Vi nascer a selvageria capitalista. Quanto mais velhos, maior a concentração de testosterona: o mercado virou olho por olho e dente por dente. O mais velho provoca:
“Você está barrigudo”.
O caçula retruca dizendo que ele é que está banguelo. Um sai da mesa para ir ao banheiro. O outro aproveita para comer o prato do irmão. Um chora porque ganhou no amigo oculto da escola um bingo. O outro joga na cara que as cartinhas de Pokemon que recebeu são mais legais. Um sobe a escada da piscina e deixa o pé pra trás pro irmão cair na água de novo. O outro acerta água no olho do maior e foge. Um pega o boneco do outro e estraga. Aí tem revanche com o DVD do videogame arranhado.
Regular a zona
Aí tive que dar a mão a palmatória aos críticos do papai Smith: se as bases do capitalismo estão assentadas na acumulação da riqueza e na propriedade privada… ah, óbvio que isso não funcionaria lá em casa.
Antes que minhas mini-empresas fossem à bancarrota, era hora de aparecer. Era hora do Estado regular aquela zona. Porque todos os conflitos, por mais que eu tentasse ser invisível, acabavam chegando até mim (mesmo eu debaixo do chuveiro!). Julgamento de quem estava errado, quem devolveria o brinquedo, quem ficaria de castigo…
Como a luta de classes tava no grau máximo, adotei o Socialismo. Esse conflito permanente entre exploradores e explorados seria resolvido com minha intervenção. O problema é que eles se revezam nestes papéis.
E aí mora outra questão: descobrir, no meio da confusão, quem está dominando quem. Como muitas vezes não consigo descobrir, a sanção vai para todo mundo. O justo pagando pelo pecador. E aí vem a consciência pesando de que Eu-Estado não atuei direito, criei mais revolta e novas revoluções vão surgir.
Dilema de consciência
Nesse dilema de consciência, ouço os experientes. E descubro que na casa das amigas-mães- que-padecem-com-briga-de-irmãos, a situação é a mesma. Se vou escutar meu oráculo mor, minha mãe, chego à conclusão de que ela vivia na era dos primatas, porque os conflitos entre meus 12 tios eram de tirar sangue.

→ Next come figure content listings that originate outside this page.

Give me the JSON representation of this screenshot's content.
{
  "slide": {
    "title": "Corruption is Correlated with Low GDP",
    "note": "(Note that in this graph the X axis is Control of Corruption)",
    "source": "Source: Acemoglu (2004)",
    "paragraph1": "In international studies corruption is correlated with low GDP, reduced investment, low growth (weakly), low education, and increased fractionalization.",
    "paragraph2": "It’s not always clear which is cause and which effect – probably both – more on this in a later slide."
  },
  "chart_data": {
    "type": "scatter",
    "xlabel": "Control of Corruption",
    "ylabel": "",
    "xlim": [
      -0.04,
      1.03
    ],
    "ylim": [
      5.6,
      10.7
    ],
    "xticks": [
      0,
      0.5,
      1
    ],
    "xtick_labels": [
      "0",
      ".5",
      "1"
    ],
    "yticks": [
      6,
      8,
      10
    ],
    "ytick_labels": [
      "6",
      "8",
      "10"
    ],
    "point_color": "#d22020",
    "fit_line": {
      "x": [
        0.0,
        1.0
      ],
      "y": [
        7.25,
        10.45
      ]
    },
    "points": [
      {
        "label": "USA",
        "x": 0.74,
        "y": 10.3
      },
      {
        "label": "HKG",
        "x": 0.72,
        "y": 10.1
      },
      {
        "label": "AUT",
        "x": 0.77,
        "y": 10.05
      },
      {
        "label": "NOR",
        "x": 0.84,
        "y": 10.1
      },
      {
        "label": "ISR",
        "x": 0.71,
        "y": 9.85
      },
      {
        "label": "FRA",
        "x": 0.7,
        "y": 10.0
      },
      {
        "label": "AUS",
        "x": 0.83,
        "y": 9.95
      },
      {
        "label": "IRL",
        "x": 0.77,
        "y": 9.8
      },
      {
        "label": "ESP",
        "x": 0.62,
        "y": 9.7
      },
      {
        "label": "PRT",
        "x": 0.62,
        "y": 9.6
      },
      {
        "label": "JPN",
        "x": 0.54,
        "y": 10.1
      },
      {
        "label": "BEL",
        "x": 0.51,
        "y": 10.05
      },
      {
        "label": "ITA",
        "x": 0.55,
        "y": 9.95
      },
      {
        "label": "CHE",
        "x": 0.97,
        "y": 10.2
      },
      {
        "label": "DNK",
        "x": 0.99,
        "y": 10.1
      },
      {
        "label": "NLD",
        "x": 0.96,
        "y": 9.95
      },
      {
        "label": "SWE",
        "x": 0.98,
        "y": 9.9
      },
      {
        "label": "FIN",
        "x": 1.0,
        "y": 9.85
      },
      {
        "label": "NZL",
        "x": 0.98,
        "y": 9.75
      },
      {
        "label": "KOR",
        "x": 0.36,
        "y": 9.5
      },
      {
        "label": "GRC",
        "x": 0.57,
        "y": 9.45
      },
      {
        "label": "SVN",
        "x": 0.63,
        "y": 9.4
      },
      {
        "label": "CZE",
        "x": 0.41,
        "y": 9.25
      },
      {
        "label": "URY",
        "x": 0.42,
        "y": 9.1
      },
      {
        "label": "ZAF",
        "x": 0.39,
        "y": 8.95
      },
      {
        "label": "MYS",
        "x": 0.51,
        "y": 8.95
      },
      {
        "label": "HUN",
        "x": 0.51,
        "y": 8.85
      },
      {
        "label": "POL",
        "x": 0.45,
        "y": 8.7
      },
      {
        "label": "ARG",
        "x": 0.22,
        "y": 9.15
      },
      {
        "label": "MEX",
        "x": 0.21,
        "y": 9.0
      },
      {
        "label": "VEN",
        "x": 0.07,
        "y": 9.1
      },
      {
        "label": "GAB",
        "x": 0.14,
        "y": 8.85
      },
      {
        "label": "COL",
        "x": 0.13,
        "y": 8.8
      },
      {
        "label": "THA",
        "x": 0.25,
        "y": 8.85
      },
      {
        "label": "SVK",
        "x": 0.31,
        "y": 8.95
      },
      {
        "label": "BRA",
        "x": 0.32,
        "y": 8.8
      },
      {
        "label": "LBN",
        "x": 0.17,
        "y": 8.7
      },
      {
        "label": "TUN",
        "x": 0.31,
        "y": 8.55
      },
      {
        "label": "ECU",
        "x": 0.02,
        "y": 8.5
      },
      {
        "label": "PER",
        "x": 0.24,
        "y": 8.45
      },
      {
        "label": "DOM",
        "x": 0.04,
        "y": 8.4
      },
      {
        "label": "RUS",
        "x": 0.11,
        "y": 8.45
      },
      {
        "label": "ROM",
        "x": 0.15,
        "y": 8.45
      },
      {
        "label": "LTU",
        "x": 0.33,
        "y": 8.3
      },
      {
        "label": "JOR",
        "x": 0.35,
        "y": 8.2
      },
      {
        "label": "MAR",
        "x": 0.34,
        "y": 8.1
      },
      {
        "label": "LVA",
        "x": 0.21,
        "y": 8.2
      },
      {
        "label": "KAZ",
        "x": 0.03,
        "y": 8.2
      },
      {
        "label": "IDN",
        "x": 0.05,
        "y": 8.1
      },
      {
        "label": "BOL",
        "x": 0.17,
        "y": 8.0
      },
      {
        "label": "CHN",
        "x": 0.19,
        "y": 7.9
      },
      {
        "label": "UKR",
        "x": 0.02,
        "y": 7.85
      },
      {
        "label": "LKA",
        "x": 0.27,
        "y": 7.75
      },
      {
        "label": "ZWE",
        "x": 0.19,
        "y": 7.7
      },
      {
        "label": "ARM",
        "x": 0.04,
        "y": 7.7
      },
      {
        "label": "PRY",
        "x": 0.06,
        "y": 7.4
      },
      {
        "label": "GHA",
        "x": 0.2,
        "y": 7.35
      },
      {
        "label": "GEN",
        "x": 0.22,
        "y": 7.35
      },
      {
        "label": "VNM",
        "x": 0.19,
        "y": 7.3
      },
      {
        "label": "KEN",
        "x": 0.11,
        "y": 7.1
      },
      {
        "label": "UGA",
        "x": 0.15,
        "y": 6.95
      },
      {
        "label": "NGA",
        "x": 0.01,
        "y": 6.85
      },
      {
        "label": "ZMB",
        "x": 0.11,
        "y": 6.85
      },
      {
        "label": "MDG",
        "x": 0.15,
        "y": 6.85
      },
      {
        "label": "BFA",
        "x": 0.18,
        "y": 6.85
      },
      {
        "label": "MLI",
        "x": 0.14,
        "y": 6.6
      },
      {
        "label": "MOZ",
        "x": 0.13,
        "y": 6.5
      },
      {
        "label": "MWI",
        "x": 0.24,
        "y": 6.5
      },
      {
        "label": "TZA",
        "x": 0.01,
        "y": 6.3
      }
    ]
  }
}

Assim como no mercado existem ciclos econômicos, divididos nas fases do boom, da recessão, da depressão e da recuperação, lá em casa as flutuações também acontecem. Mesmo no meu sistema socialista. Só que a alternância desses períodos, que no mercado são anos, rola no mesmo dia, ou melhor na mesma hora. Pensando bem, se fosse só crise não haveria gente trabalhando na bolsa ou mãe arrumando mais filhos. Tem que ter algum lucro nessa história.
Momentos apaixonantes
Isso significa que há momentos apaixonantes. Um acorda procurando o outro; se ganha alguma coisa pergunta se tem para o irmão; corre para contar a novidade primeiro para o companheiro de quarto; dão risadas que, juntas, viram gargalhadas deliciosas; imaginam loucuras _ boas e ruins_ como numa quadrilha ‘bem’ organizada, tipo essas que estouram caixas eletrônicos… momentos que te fazem ter certeza que colocar mais uma pessoinha na Terra valeu a pena. E me fazem até acreditar, do fundo do coração, que um dia, assim como Marx e Engels afirmaram que o socialismo seria apenas uma etapa intermediária pra se alcançar a sociedade comunista, que representaria o “momento máximo da evolução histórica do homem”, onde já não haveria sociedade dividida em classes, propriedade privada, Estado, chegando-se a mais completa igualdade entre os homens… lembro que isso nunca deu certo na história da humanidade!
Aí respiro fundo e volto para meu estado socialista, tentando descobrir onde, quando e porquê intervir no meu mercado infantil.